Kurz vor Sonnenaufgang waren die Gefährten wieder unterwegs. Die gleiche Patrouille, die sie zum Palast gebracht hatte, führte sie schweigend und auf verschlungenen Pfaden in Richtung Waldrand. Die grimmige Elfin ließ den drei Männern gegen Abend ihre Waffen aushändigen und wies in Richtung Süden. Bevor sie mit den anderen Wächtern im dichten Wald verschwand, sah sie Dryan noch einmal haßerfüllt an.
"Ich wünsche dir, daß du erfolglos bleibst. Dann werde ich diejenige sein, die dich findet."
Die Blutelfin spuckte Dryan vor die Füße, wandte sich ab und wurde mit dem Unterholz eins.
"Laß sie", sagte der Magier scharf und hielt Telsek, der gerade mit erhobener Axt hinterherstürmen wollte, mit aller Kraft am Umhang fest. "Darauf wartet sie gerade und in diesem Wald hast du keine Chance gegen die Wächter."
"Diese … Verdammte hat dich beleidigt.

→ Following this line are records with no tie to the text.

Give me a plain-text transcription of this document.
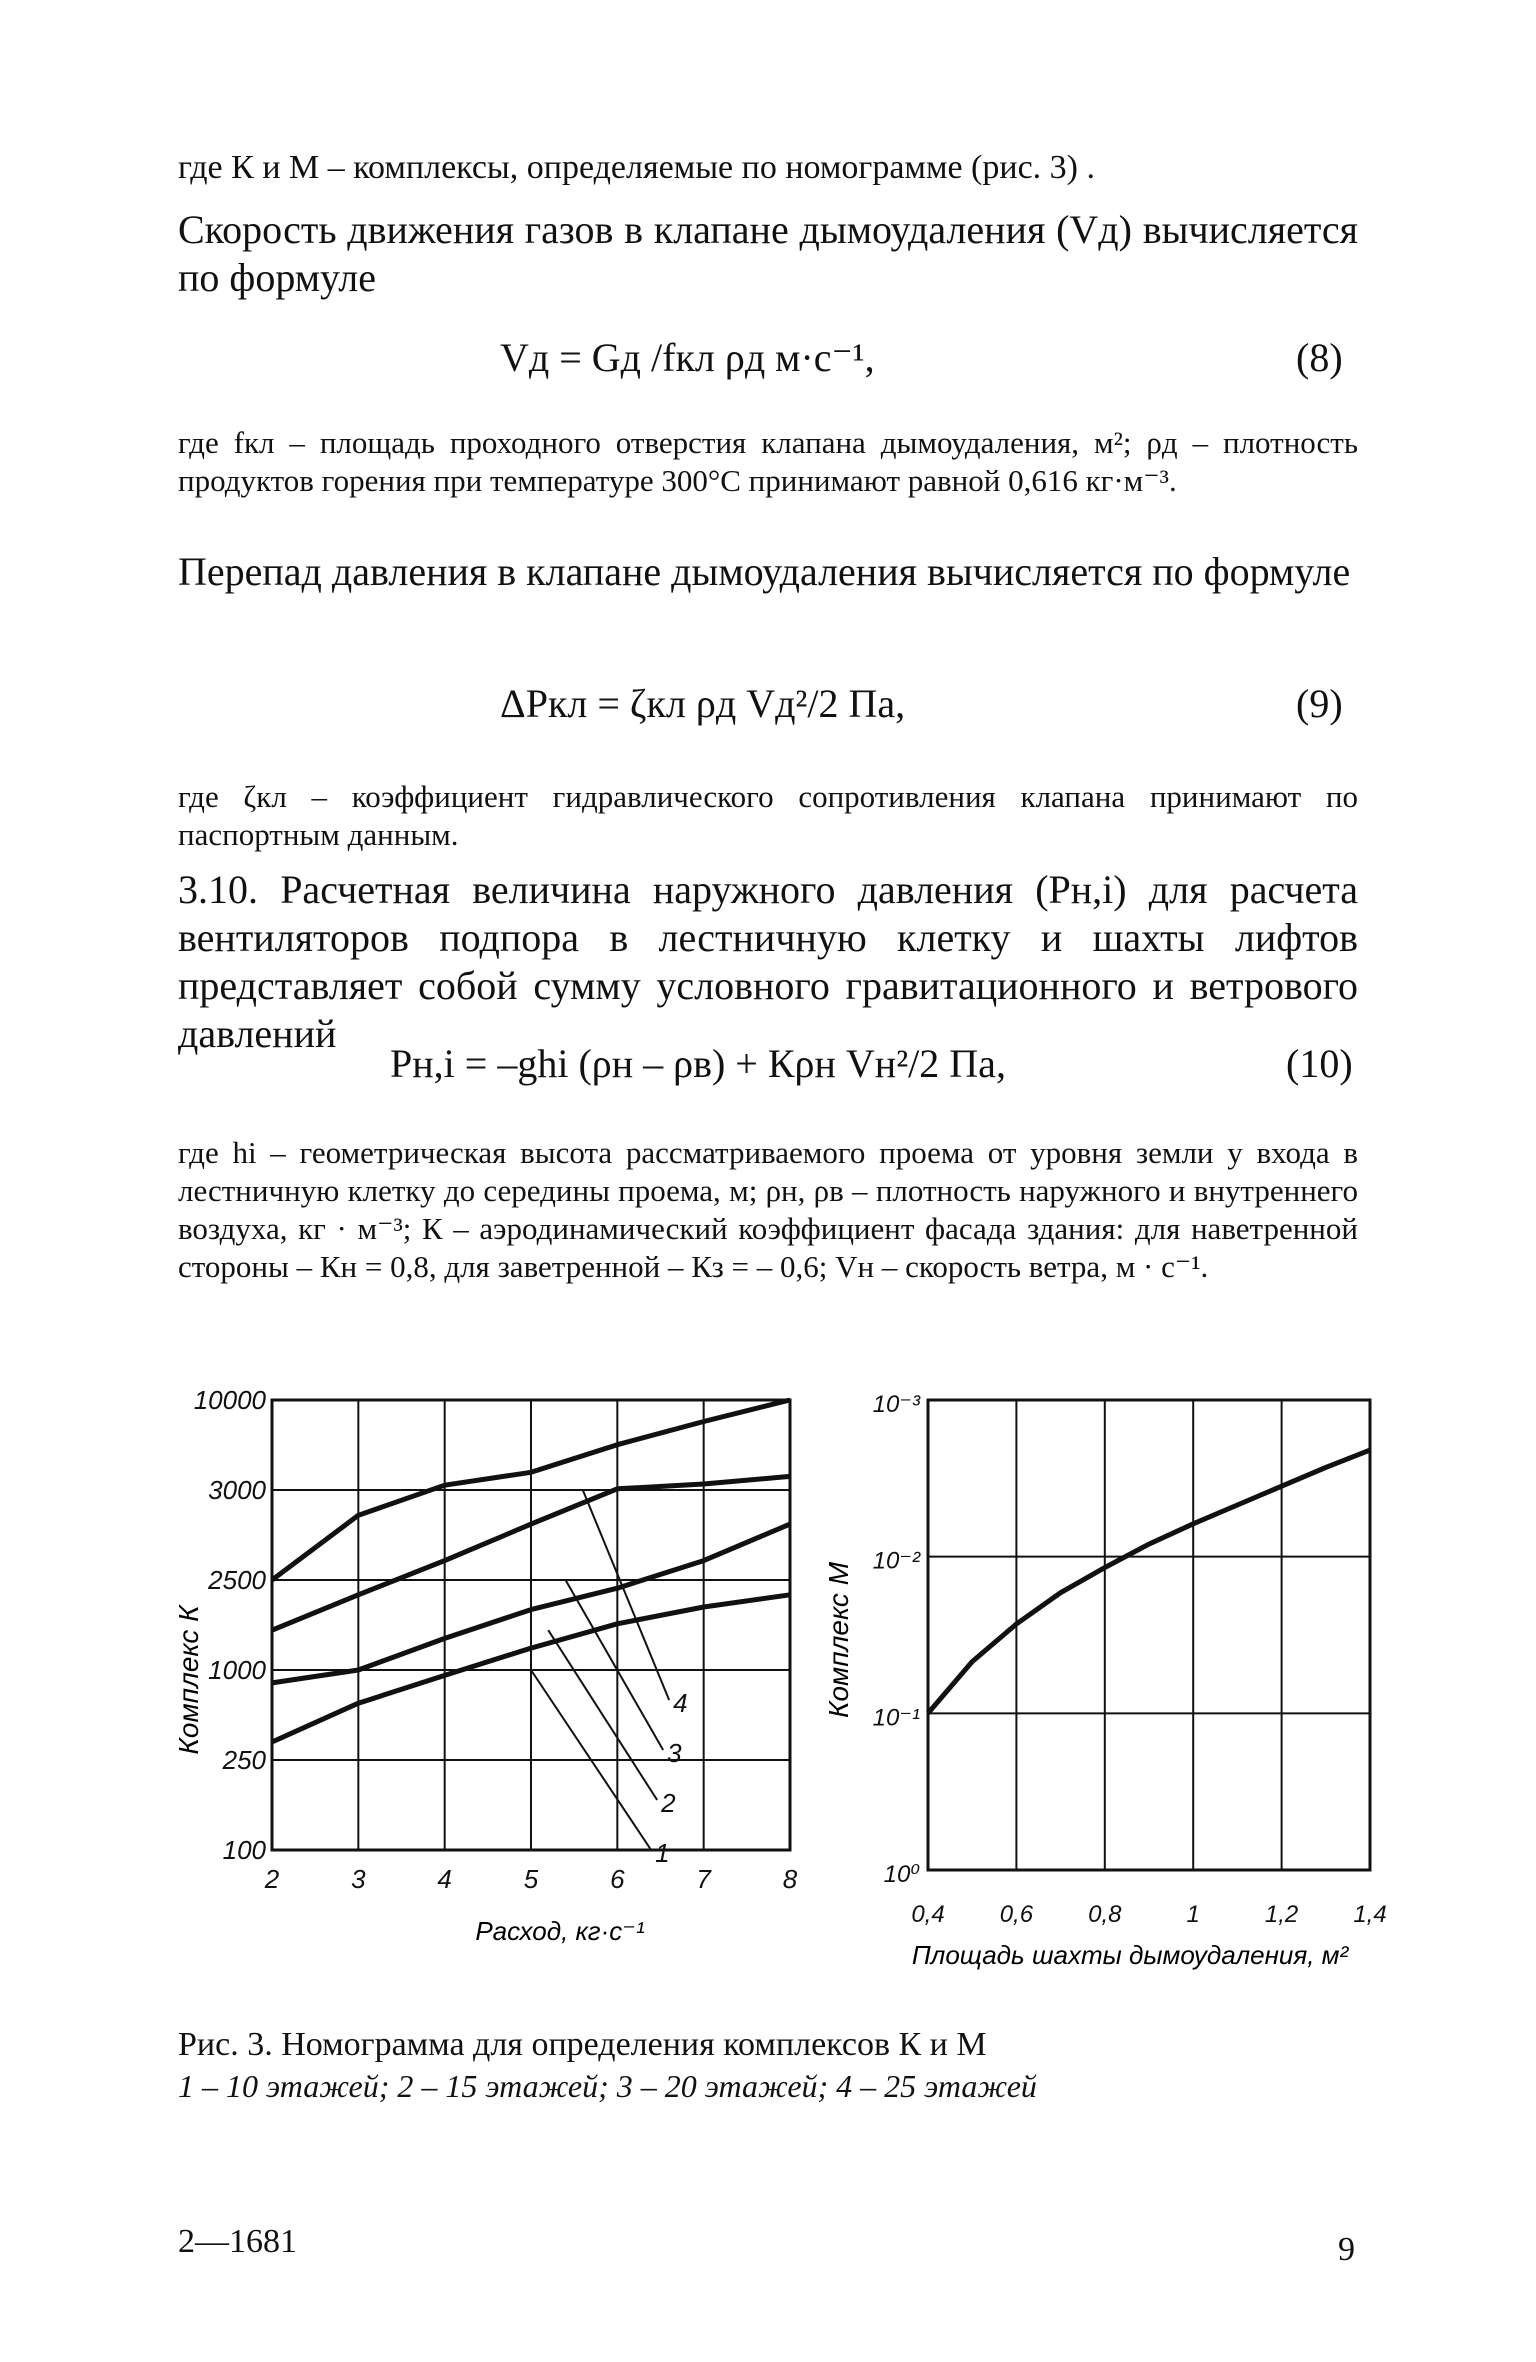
где К и М – комплексы, определяемые по номограмме (рис. 3) .
Скорость движения газов в клапане дымоудаления (Vд) вычисляется по формуле
Vд = Gд /fкл ρд м·с⁻¹,	(8)
где fкл – площадь проходного отверстия клапана дымоудаления, м²; ρд – плотность продуктов горения при температуре 300°С принимают равной 0,616 кг·м⁻³.
Перепад давления в клапане дымоудаления вычисляется по формуле
ΔPкл = ζкл ρд Vд²/2 Па,	(9)
где ζкл – коэффициент гидравлического сопротивления клапана принимают по паспортным данным.
3.10. Расчетная величина наружного давления (Pн,i) для расчета вентиляторов подпора в лестничную клетку и шахты лифтов представляет собой сумму условного гравитационного и ветрового давлений
Pн,i = –ghi (ρн – ρв) + Кρн Vн²/2 Па,	(10)
где hi – геометрическая высота рассматриваемого проема от уровня земли у входа в лестничную клетку до середины проема, м; ρн, ρв – плотность наружного и внутреннего воздуха, кг · м⁻³; К – аэродинамический коэффициент фасада здания: для наветренной стороны – Кн = 0,8, для заветренной – Кз = – 0,6; Vн – скорость ветра, м · с⁻¹.
4
3
2
1
10000
3000
2500
1000
250
100
2	3	4	5	6	7	8
Комплекс К
Расход, кг·с⁻¹
10⁻³
10⁻²
10⁻¹
10⁰
0,4 0,6 0,8	1	1,2 1,4
Комплекс М
Площадь шахты дымоудаления, м²
Рис. 3. Номограмма для определения комплексов К и М
1 – 10 этажей; 2 – 15 этажей; 3 – 20 этажей; 4 – 25 этажей
2—1681	9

Schon wieder. Das kann ich nicht einfach …"
"Wir brauchen dich noch, mein Freund", mischte sich Will ein. "So oft hast du schon bewiesen, daß du eine eiserne Selbstbeherrschung besitzt. Es ist sinnlos, wenn du dich jetzt umbringen läßt."
Der Troll atmete ein paarmal tief und ließ dann die Axt sinken. Seine Freunde hatten recht, manchmal war die Vernunft wichtiger als die Ehre. Der letzte Satz dieser Frau hatte das Faß zum Überlaufen gebracht.
"Laßt uns hier verschwinden", murmelte er durch die zusammengebissenen Zähne. "Und zwar möglichst schnell."